- I’ve been on 110 cruises, so I’ve learned a thing or two about what to pack for a trip at sea.
- It is important to have all your travel documents with you as well as a list of any medications you are taking.
- I think it’s worth taking up space in your bag with binoculars, a journal and a bottle of wine.
As someone who has been on 110 cruises around the world, I have learned some of the best things to bring with me.
A few special additions to your regulars could bring you a little moment of pleasure to add to the adventure you’ll experience as your ship sails away.
Here are 10 things I make sure to pack for every cruise.
The magnetic hooks help me make better use of the small cabs
I read something a long time ago about how steel walls in cruise ship cabins are perfect places for magnetic hooks, so I always bring some.
Bathing suits, towels, pajamas and bathrobes quickly fill the two usual hooks on the bathroom door, so the extra hooks keep wet clothes off the beds.
It’s a relief to pack a little compass
For no really good reason, I like to take a little compass.
On more than a few occasions, knowing the directions helped me during shore excursions or even where to go or avoid the sun on board.
I always make sure I have a few business cards
As an author, I have business cards that promote some of my books and also open doors to new people or writing groups.
I am happy to take advantage of the advantages I can find through the people I meet on board.

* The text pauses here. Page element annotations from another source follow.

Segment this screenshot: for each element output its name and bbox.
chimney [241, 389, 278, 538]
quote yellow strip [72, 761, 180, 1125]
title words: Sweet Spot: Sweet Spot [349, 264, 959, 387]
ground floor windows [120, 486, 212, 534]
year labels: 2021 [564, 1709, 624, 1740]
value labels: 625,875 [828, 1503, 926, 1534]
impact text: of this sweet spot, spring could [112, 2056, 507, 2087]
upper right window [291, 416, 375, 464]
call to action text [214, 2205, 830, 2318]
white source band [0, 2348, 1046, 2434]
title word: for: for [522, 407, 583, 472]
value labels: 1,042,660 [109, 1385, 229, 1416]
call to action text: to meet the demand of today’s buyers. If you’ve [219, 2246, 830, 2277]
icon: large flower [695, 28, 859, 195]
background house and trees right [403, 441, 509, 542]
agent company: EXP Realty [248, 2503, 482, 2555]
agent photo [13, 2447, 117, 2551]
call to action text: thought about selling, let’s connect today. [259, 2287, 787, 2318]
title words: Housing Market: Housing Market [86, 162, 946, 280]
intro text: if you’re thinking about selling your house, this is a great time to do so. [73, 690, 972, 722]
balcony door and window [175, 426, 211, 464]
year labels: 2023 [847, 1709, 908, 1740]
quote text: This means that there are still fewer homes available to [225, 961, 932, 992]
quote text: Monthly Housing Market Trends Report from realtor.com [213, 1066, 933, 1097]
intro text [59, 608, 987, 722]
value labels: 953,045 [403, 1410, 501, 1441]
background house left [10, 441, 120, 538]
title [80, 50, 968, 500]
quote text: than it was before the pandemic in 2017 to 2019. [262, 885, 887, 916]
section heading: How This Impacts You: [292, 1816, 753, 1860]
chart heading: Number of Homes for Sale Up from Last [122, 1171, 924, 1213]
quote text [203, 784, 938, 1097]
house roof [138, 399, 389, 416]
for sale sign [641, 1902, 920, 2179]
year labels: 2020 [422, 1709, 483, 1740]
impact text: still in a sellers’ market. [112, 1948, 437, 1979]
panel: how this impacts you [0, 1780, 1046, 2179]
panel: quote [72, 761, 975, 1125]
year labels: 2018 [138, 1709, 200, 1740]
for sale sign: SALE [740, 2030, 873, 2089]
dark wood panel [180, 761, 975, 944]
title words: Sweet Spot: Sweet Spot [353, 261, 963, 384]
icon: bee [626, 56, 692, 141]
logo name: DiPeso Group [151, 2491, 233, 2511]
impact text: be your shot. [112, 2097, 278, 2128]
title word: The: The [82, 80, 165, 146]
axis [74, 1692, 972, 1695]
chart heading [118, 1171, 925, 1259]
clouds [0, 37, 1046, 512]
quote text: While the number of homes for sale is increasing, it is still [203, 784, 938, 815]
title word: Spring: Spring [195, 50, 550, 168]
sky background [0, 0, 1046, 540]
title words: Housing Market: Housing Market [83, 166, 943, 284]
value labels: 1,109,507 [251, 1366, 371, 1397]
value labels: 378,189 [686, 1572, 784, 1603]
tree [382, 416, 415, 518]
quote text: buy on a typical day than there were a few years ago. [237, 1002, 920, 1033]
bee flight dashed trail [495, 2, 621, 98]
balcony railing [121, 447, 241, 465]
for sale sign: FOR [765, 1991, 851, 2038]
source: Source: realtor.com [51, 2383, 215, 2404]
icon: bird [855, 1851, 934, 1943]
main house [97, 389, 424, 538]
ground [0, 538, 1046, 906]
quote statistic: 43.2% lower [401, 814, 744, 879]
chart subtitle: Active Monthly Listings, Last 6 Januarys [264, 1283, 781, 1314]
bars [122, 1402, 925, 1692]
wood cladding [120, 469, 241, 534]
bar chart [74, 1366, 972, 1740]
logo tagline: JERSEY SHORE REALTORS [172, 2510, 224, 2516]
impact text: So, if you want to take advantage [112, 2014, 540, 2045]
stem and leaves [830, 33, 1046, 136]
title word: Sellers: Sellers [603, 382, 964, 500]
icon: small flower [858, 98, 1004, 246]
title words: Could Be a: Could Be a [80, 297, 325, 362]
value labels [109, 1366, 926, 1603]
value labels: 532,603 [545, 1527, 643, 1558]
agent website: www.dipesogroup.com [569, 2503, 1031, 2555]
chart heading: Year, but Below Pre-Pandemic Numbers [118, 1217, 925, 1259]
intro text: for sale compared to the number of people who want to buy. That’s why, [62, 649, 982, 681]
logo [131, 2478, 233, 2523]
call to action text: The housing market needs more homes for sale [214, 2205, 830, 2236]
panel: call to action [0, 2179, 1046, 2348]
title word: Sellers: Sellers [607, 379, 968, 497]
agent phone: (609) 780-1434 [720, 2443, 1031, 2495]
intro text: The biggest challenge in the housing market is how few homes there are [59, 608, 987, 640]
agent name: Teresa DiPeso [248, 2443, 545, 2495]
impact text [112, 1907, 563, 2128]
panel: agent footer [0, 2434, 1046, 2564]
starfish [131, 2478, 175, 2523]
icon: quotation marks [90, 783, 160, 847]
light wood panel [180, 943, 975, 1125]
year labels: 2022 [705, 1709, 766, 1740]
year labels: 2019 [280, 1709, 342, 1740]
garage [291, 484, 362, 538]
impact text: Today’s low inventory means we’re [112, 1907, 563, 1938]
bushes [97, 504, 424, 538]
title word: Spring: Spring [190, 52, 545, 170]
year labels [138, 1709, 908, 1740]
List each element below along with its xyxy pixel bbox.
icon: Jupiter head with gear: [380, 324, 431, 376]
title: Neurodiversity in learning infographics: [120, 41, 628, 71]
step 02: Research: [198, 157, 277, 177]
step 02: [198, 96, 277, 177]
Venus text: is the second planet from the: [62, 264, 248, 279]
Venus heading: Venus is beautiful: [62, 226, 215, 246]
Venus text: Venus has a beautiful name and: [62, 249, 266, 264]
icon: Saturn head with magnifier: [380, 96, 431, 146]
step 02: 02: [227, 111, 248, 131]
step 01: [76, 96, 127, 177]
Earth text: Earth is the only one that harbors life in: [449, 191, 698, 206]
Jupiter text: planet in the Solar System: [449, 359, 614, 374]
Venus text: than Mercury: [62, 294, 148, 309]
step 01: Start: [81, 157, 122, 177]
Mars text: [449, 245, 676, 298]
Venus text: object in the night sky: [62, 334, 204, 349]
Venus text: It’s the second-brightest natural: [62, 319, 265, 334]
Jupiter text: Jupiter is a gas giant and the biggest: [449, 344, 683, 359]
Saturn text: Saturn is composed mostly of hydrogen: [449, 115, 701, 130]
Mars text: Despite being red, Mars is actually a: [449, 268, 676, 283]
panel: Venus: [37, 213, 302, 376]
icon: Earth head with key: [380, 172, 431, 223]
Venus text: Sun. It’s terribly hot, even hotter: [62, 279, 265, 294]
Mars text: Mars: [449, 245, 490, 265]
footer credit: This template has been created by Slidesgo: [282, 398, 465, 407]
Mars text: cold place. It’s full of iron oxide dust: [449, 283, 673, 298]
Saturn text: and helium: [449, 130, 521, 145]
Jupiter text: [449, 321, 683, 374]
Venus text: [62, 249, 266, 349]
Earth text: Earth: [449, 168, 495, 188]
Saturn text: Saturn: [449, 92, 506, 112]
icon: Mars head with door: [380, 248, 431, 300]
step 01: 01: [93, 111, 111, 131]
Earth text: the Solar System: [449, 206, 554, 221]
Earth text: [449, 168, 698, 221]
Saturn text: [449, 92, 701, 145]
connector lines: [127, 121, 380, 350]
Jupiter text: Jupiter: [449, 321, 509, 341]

Important documents are an obvious must and I like to bring copies
It may seem unnecessary, but pack a copy of your passport, driver’s license and insurance card.
In the unfortunate event of document loss, a photocopy expedites an emergency replacement or provides temporary identification.
A driver’s license also helps when visiting ports and an insurance card is useful in case of any medical emergencies.
Ready-made labels are very useful for postcards or even for filling out forms
I love sending postcards, but it’s not always easy on a ship.
Address labels encourage me to send letters to the less fortunate people on land.
My search for stamps in foreign ports has slowed down my card shipment somewhat, but it just adds another challenge to getting the shipment done.
It’s worth the extra space to bring a nice pair of binoculars
Binoculars should be easy to carry around, but are often overlooked due to their bulk.
Fortunately, more compact ones have become available as technology has improved. With them, marine life comes closer and details otherwise overlooked are right in front of you.
If you happen to be taking a longer cruise or a cruise in tropical locations, it might be worth visiting a sporting goods store to find a nice new pair of binoculars that will give you an expanded view of the boat.
I always record my moments at sea in a blank journal
A blank journal motivates me to keep track of events on board, people, recipes, memories, and even my personal thoughts.
For years to come these journals can bring to life the wonderful trips you and your loved ones have taken. Often, memories of special events will resurface after they have been long forgotten.
Packing a list of passwords for your essential online accounts can be invaluable
Many times I tried to get to my emails, but the passwords are hidden in my memory. As such, I stumble upon resetting passwords on the ship’s usually cumbersome internet.
So, if you’re a little forgetful, it might be wise to keep your keywords and passwords safe with your important papers to save time and frustration.
In addition to bringing my current medications, I make sure to have a list of them handy for emergencies
At every visit to a doctor, clinic, hospital or pharmacy their first question will be about the medicines you are taking.
I once needed eye medication for glaucoma in St. Thomas and the pharmacist asked for the colors of my pills and thankfully was able to understand my needs.
But I wouldn’t rely on this kind of solution – usually, just the unpronounceable name of the drug itself will do.
Between my late wife Donna and I, we saw doctors, dentists, and even the ship’s doctor while we were sailing. In most cases, we smugly pulled out a printed list of our current medications when asked.
A nice bottle of wine lets you start your trip in style
Almost all cruise lines now allow passengers to bring a bottle of wine or champagne on board.
Our family takes advantage of this generosity, which allows us to start our vacation in style.
It is recommended, however, that you bring a corkscrew to understand the happy contents.